A 2012 post on this blog discussed the renewed commercial interest in programmable magnetic-stripe (also known as “dynamic mag-stripe”) technology that allows a single plastic card to represent multiple credit/debit/loyalty/rewards cards by changing the information encoded on the fly. At the time, crowd-funded Coin was leading the charge. ArsTechnica recently reviewed other entrants in this increasingly crowded space including Wocket and Plastc, which have more advanced features including NFC. But the article still fails to answer a simple question: can these cards work with the upcoming shift to chip & PIN in the US? (More precisely, chip & signature initially—true to their conservative and cautious nature, US banks are planning to roll out EMV without changing the user-experience at least initially. The chip will participate in the transaction with point-of-sale but card-holders do not have to authenticate by entering their PIN.)
Somewhat confusing matters is that at least Plastc is described as being EMV compatible. On the surface that would suggest one could take a chip-card, somehow “load” it on Plastc and use the Plastc device in place of the original card for EMV transactions going forward. But that can’t work short of a serious vulnerability in the design of the original. While Plastc may possess all the necessary hardware and software required to participate in EMV transactions, emulating an existing EMV card requires access to the information provisioned on that card. Therein lies the problem: some of that information- card number and expiration date- are readily obtained, some of it is designed to be very difficult to extract.
A plain magnetic-stripe card is trivially copied: readers can be bought for a few dollars, or even free thanks to Square handing them out to anyone that asks. Card-writers that can encode new information on to the magnetic stripe are more expensive but within reach; entire kits complete with blank cards can be purchased for a few hundreds dollars off the shelf. “Cloning” such a card is as simple as reading the information on the magnetic stripe from the original card, and writing it into a new one. (A convincing replica for fraudulent purposes would also need to recreate the visual design features such as the embossed numbers, hologram and background image. Coin and similar programmable cards are deliberately designed to look distinctive; they are not attempting to pass for a perfect copy of the original card.)
EMV cards by design resist such cloning. Unlike the fixed information encoded on the magnetic stripe, the chips produce slightly different responses for every interaction with the point-of-sale terminal. These responses are generated using secret cryptographic keys stored inside the chip. They are deliberately difficult to extract: keys themselves are never output as part of the protocol and there is no “reader” to view the contents of internal storage. The card-holder can not look it up on a web page or swipe the card through a gadget; that would defeat the point of keeping the keys secret. Absent vulnerabilities in card software responsible for wielding those keys, only esoteric hardware-level attacks would successfully allow extracting them: monitoring RF output or power consumption with high precision, inducing calculated faults by aiming precisely timed laser pulses, peeling the circuitry layer-by-layer under high magnification. It’s a safe bet consumers will not be asked to repeat those procedures at home.

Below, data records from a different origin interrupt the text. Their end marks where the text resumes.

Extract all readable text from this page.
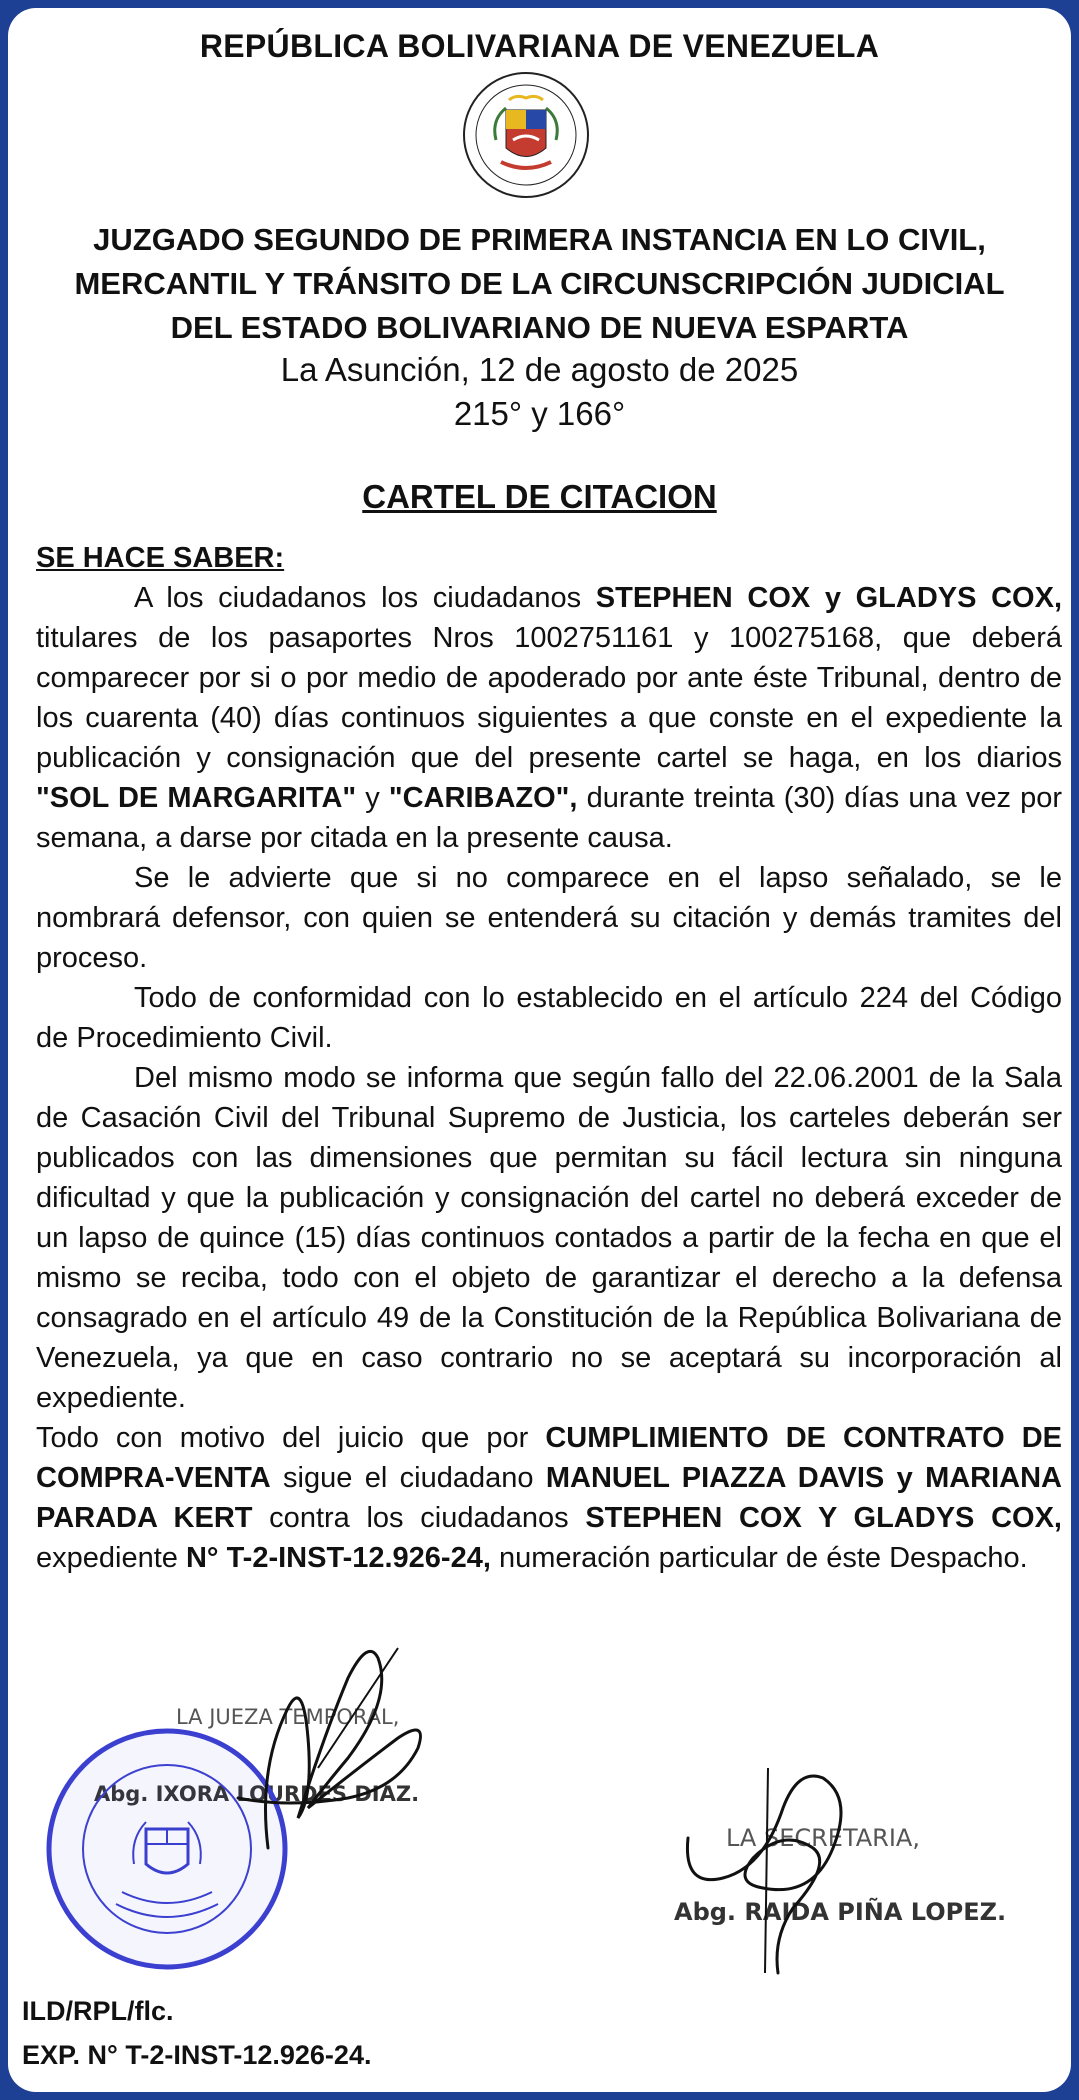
REPÚBLICA BOLIVARIANA DE VENEZUELA
JUZGADO SEGUNDO DE PRIMERA INSTANCIA EN LO CIVIL,
MERCANTIL Y TRÁNSITO DE LA CIRCUNSCRIPCIÓN JUDICIAL
DEL ESTADO BOLIVARIANO DE NUEVA ESPARTA
La Asunción, 12 de agosto de 2025
215° y 166°
CARTEL DE CITACION

SE HACE SABER:

A los ciudadanos los ciudadanos STEPHEN COX y GLADYS COX, titulares de los pasaportes Nros 1002751161 y 100275168, que deberá comparecer por si o por medio de apoderado por ante éste Tribunal, dentro de los cuarenta (40) días continuos siguientes a que conste en el expediente la publicación y consignación que del presente cartel se haga, en los diarios "SOL DE MARGARITA" y "CARIBAZO", durante treinta (30) días una vez por semana, a darse por citada en la presente causa.

Se le advierte que si no comparece en el lapso señalado, se le nombrará defensor, con quien se entenderá su citación y demás tramites del proceso.

Todo de conformidad con lo establecido en el artículo 224 del Código de Procedimiento Civil.

Del mismo modo se informa que según fallo del 22.06.2001 de la Sala de Casación Civil del Tribunal Supremo de Justicia, los carteles deberán ser publicados con las dimensiones que permitan su fácil lectura sin ninguna dificultad y que la publicación y consignación del cartel no deberá exceder de un lapso de quince (15) días continuos contados a partir de la fecha en que el mismo se reciba, todo con el objeto de garantizar el derecho a la defensa consagrado en el artículo 49 de la Constitución de la República Bolivariana de Venezuela, ya que en caso contrario no se aceptará su incorporación al expediente.

Todo con motivo del juicio que por CUMPLIMIENTO DE CONTRATO DE COMPRA-VENTA sigue el ciudadano MANUEL PIAZZA DAVIS y MARIANA PARADA KERT contra los ciudadanos STEPHEN COX Y GLADYS COX, expediente N° T-2-INST-12.926-24, numeración particular de éste Despacho.

LA JUEZA TEMPORAL,
Abg. IXORA LOURDES DIAZ.
LA SECRETARIA,
Abg. RAIDA PIÑA LOPEZ.
ILD/RPL/flc.
EXP. N° T-2-INST-12.926-24.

That rules out the type of do-it-yourself provisioning possible with magnetic stripes. While card-holders can easily “load” plain magnetic stripe cards into Coin without involvement from the issuer (whether issuers condone or object to that practice is another story) that same approach will not fly for chip cards. Succeeding with EMV provisioning model requires buy-in from banks and card networks. Plastc could pursue agreements with issuers to provision card data directly on the Plastc hardware or they could pursue the tokenization approach of creating a proxy card that forward transactions to the original. But all of these require getting buy-in from banks, one risk-averse institution at a time. Apple took that route for Apple Pay, and despite its market power has not achieved 100% coverage among issuers. The odds look daunting for a start-up.